THE government is studying the mechanisms for targeted fuel subsidy, so that it is not open to abuse and would reveal it later, said Lim Guan Eng.

“What is definite is that those driving luxury cars will not get it,” the finance minister said at the Parliament lobby today.
Lim was responding to social media criticism that the fuel subsidy for individual owners of cars with an engine capacity of 1,500cc or less could end up benefiting those who drive luxury marques with lower engine capacity.
“The government initially wanted to target the B40 group only but upon consideration, may extend a bit to the M40 group,” said Lim during the post-Budget 2019 press conference.
But Lim urged Malaysians to be patient as the new fuel subsidy will start only in June next year.
“This is only scheduled to take place in the second half of 2019.”
Yesterday, Lim announced that the government will provide a subsidy of 30 sen per litre of RON95 for up to 100 litres a month for cars with an engine capacity of less than 1,500cc and 40 litres per month for motorcycles up to 125cc.
As many as four million car owners and 2.6 million motorcycle owners are expected to benefit from this subsidy. The subsidy, however, will not extend to owners of multiple vehicles.
The price of RON95 is currently fixed at RM2.20 per litre, while the price of RON97 is set according to market prices.
On another matter today, Lim also said the government was still committed to fiscal consolidation, although it will be done over three years.
“Fiscal consolidation will be done over three years from 3.7% (in 2019), 3.4% (2020) and lower than 3% the following year.
“The reason why we want to do it in three years instead of all at once is because the people’s social economic welfare should be given priority.

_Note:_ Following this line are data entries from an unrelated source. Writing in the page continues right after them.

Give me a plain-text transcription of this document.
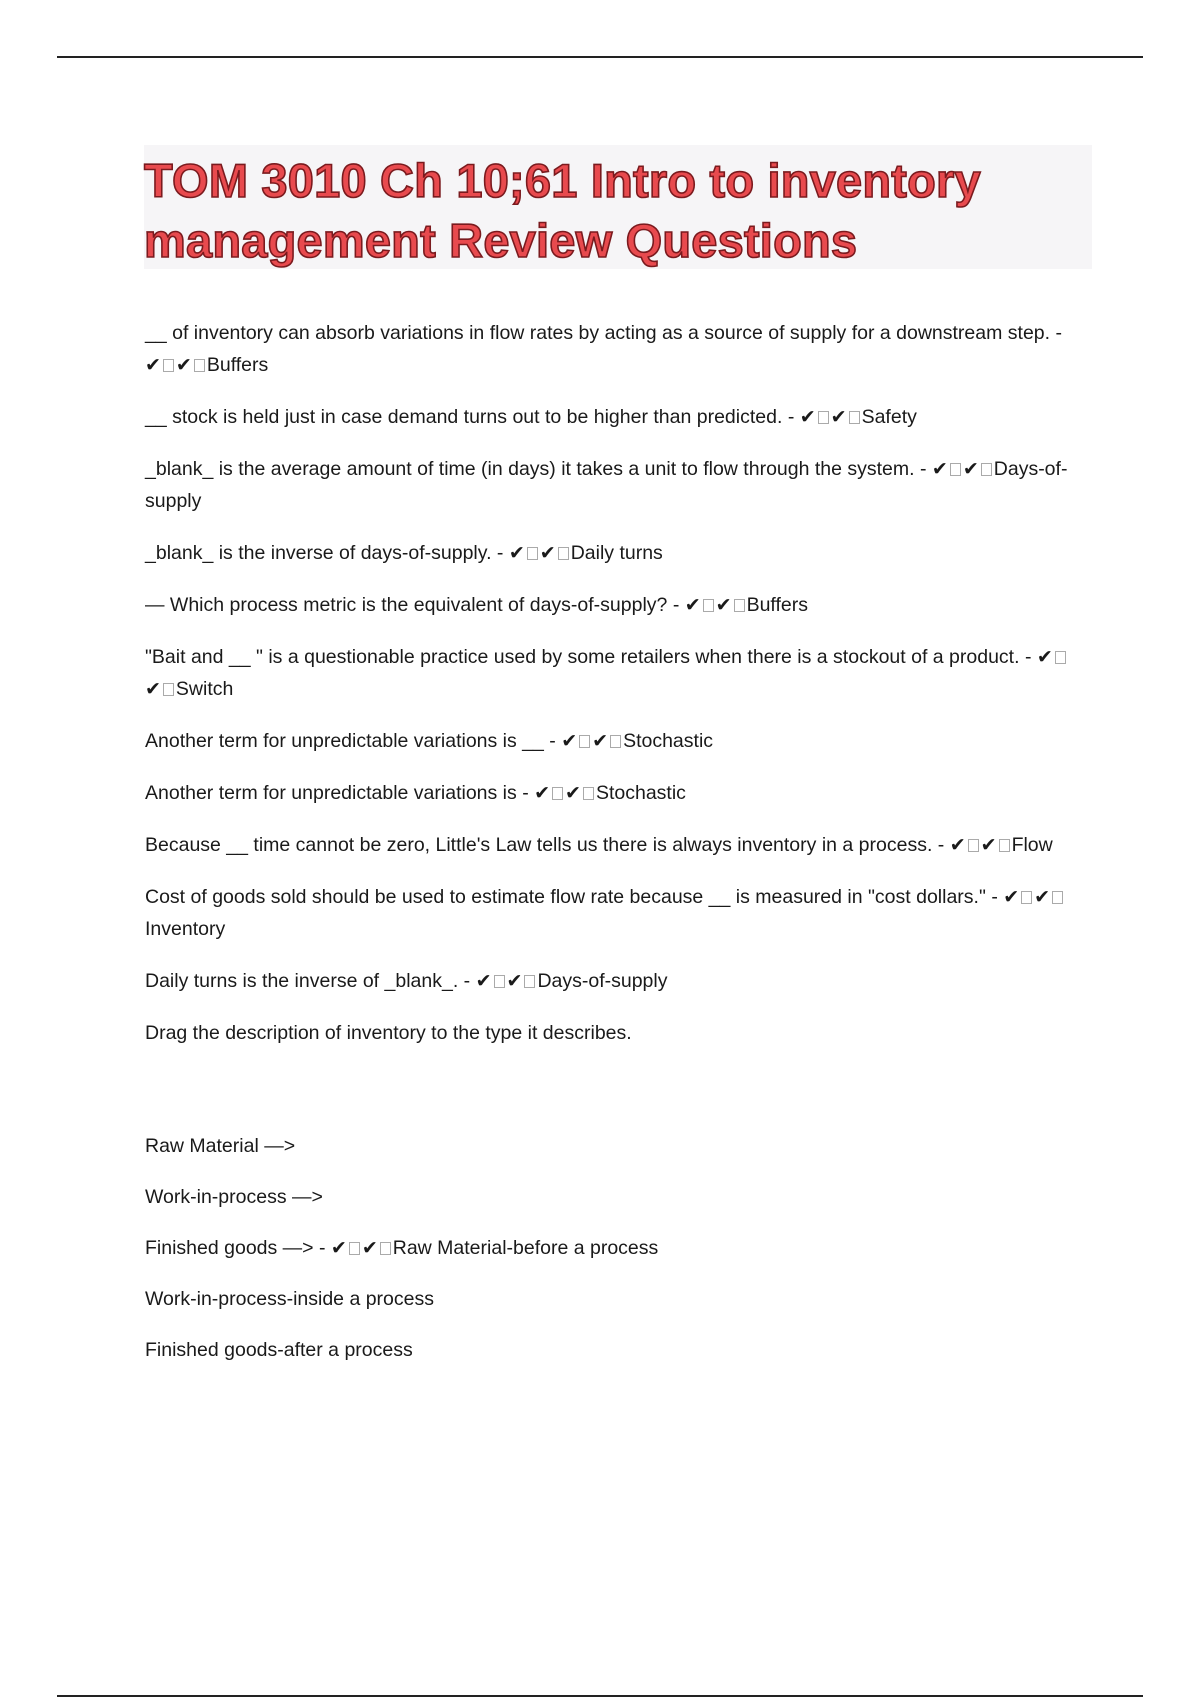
TOM 3010 Ch 10;61 Intro to inventory
management Review Questions

__ of inventory can absorb variations in flow rates by acting as a source of supply for a downstream step. - ✔ ✔ Buffers

__ stock is held just in case demand turns out to be higher than predicted. - ✔ ✔ Safety

_blank_ is the average amount of time (in days) it takes a unit to flow through the system. - ✔ ✔ Days-of-supply

_blank_ is the inverse of days-of-supply. - ✔ ✔ Daily turns

— Which process metric is the equivalent of days-of-supply? - ✔ ✔ Buffers

"Bait and __ " is a questionable practice used by some retailers when there is a stockout of a product. - ✔✔ Switch

Another term for unpredictable variations is __ - ✔ ✔ Stochastic

Another term for unpredictable variations is - ✔ ✔ Stochastic

Because __ time cannot be zero, Little's Law tells us there is always inventory in a process. - ✔ ✔ Flow

Cost of goods sold should be used to estimate flow rate because __ is measured in "cost dollars." - ✔ ✔Inventory

Daily turns is the inverse of _blank_. - ✔ ✔ Days-of-supply

Drag the description of inventory to the type it describes.

Raw Material —>

Work-in-process —>

Finished goods —> - ✔ ✔ Raw Material-before a process

Work-in-process-inside a process

Finished goods-after a process
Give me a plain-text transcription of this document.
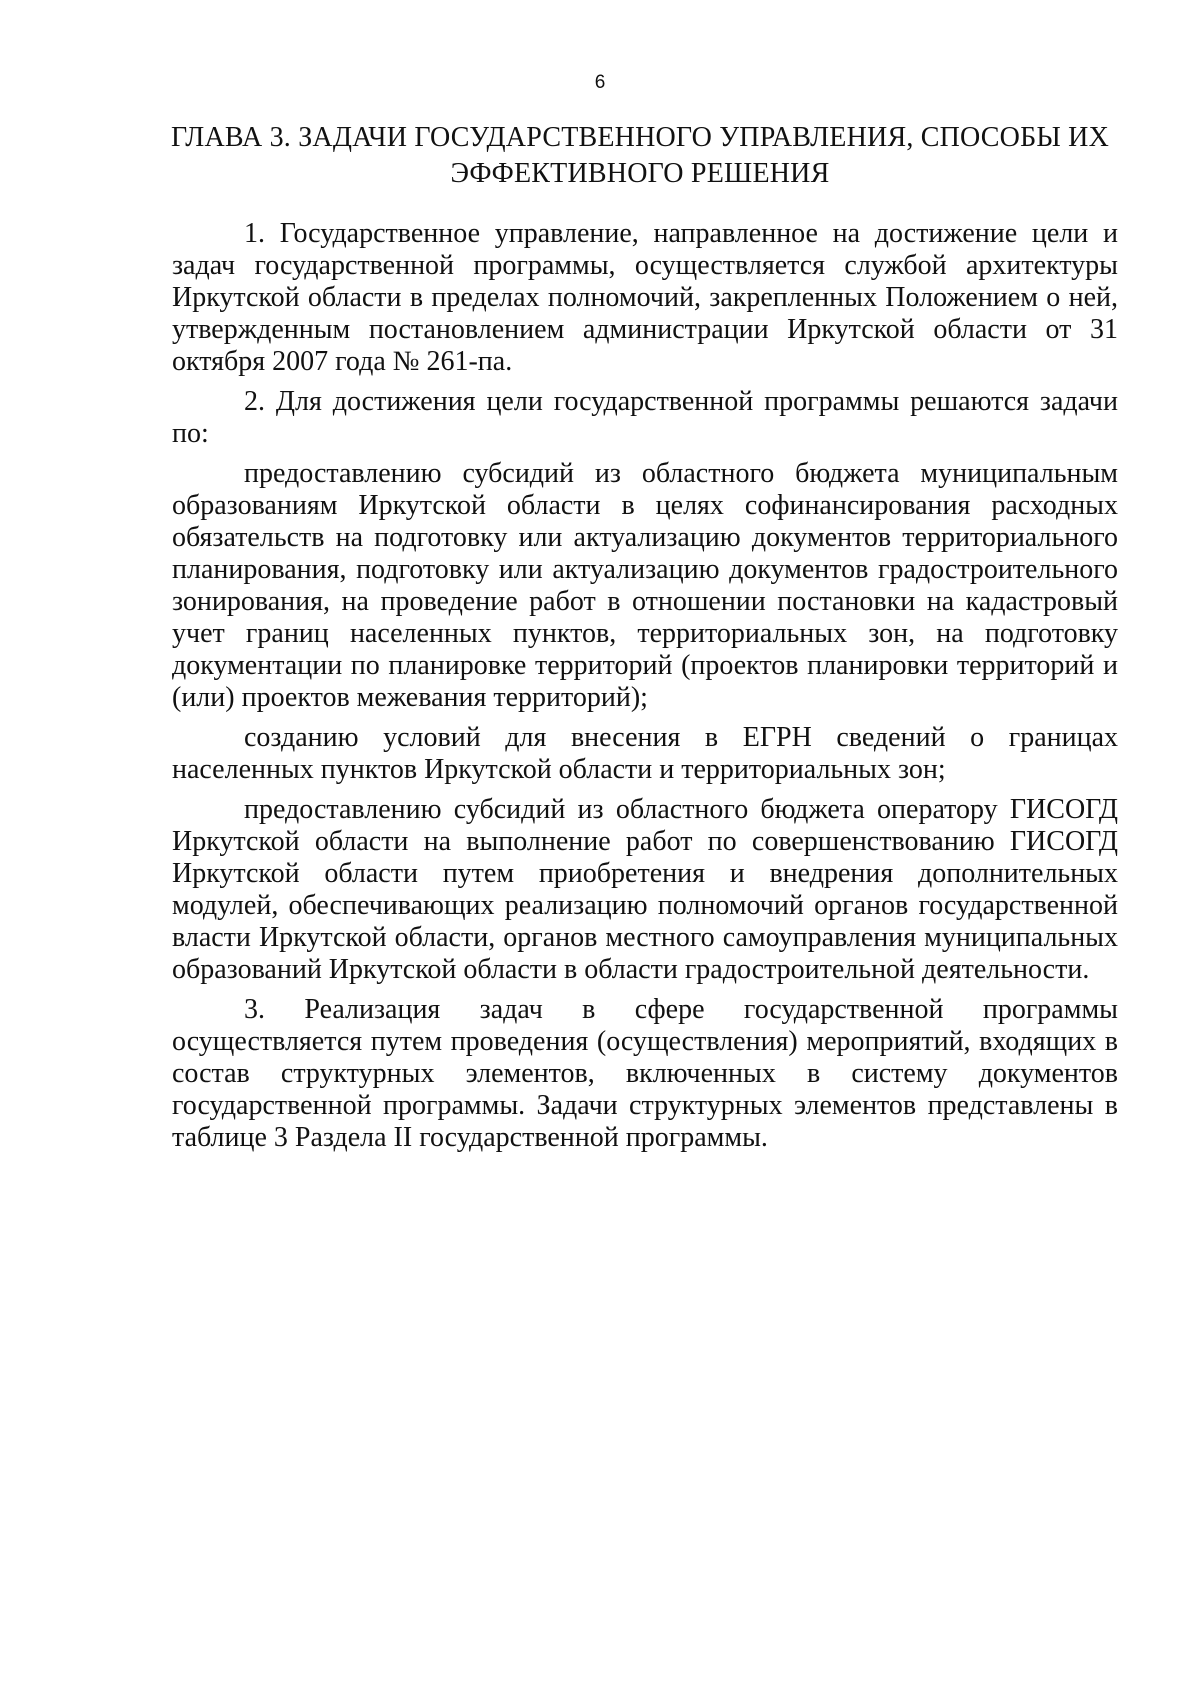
6
ГЛАВА 3. ЗАДАЧИ ГОСУДАРСТВЕННОГО УПРАВЛЕНИЯ, СПОСОБЫ ИХ ЭФФЕКТИВНОГО РЕШЕНИЯ

1. Государственное управление, направленное на достижение цели и задач государственной программы, осуществляется службой архитектуры Иркутской области в пределах полномочий, закрепленных Положением о ней, утвержденным постановлением администрации Иркутской области от 31 октября 2007 года № 261-па.

2. Для достижения цели государственной программы решаются задачи по:

предоставлению субсидий из областного бюджета муниципальным образованиям Иркутской области в целях софинансирования расходных обязательств на подготовку или актуализацию документов территориального планирования, подготовку или актуализацию документов градостроительного зонирования, на проведение работ в отношении постановки на кадастровый учет границ населенных пунктов, территориальных зон, на подготовку документации по планировке территорий (проектов планировки территорий и (или) проектов межевания территорий);

созданию условий для внесения в ЕГРН сведений о границах населенных пунктов Иркутской области и территориальных зон;

предоставлению субсидий из областного бюджета оператору ГИСОГД Иркутской области на выполнение работ по совершенствованию ГИСОГД Иркутской области путем приобретения и внедрения дополнительных модулей, обеспечивающих реализацию полномочий органов государственной власти Иркутской области, органов местного самоуправления муниципальных образований Иркутской области в области градостроительной деятельности.

3. Реализация задач в сфере государственной программы осуществляется путем проведения (осуществления) мероприятий, входящих в состав структурных элементов, включенных в систему документов государственной программы. Задачи структурных элементов представлены в таблице 3 Раздела II государственной программы.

“We also want to grow the economy or else we could slip into a contraction. We don’t want that to be happening although there is already some belt-tightening,” said Lim.
He said among the tightening was the cost-cutting measures for some RM19 billion worth of contracts.
“The benchmark was a minimum 10% savings on RM19 billion of projects already signed by the previous government.
“If they don’t want (to cut), we will re-tender the projects.
“But I’m confident that the contractors will agree as many of these projects were entered through direct negotiation or limited tenders where the prices were inflated,” said Lim. – November 3, 2018.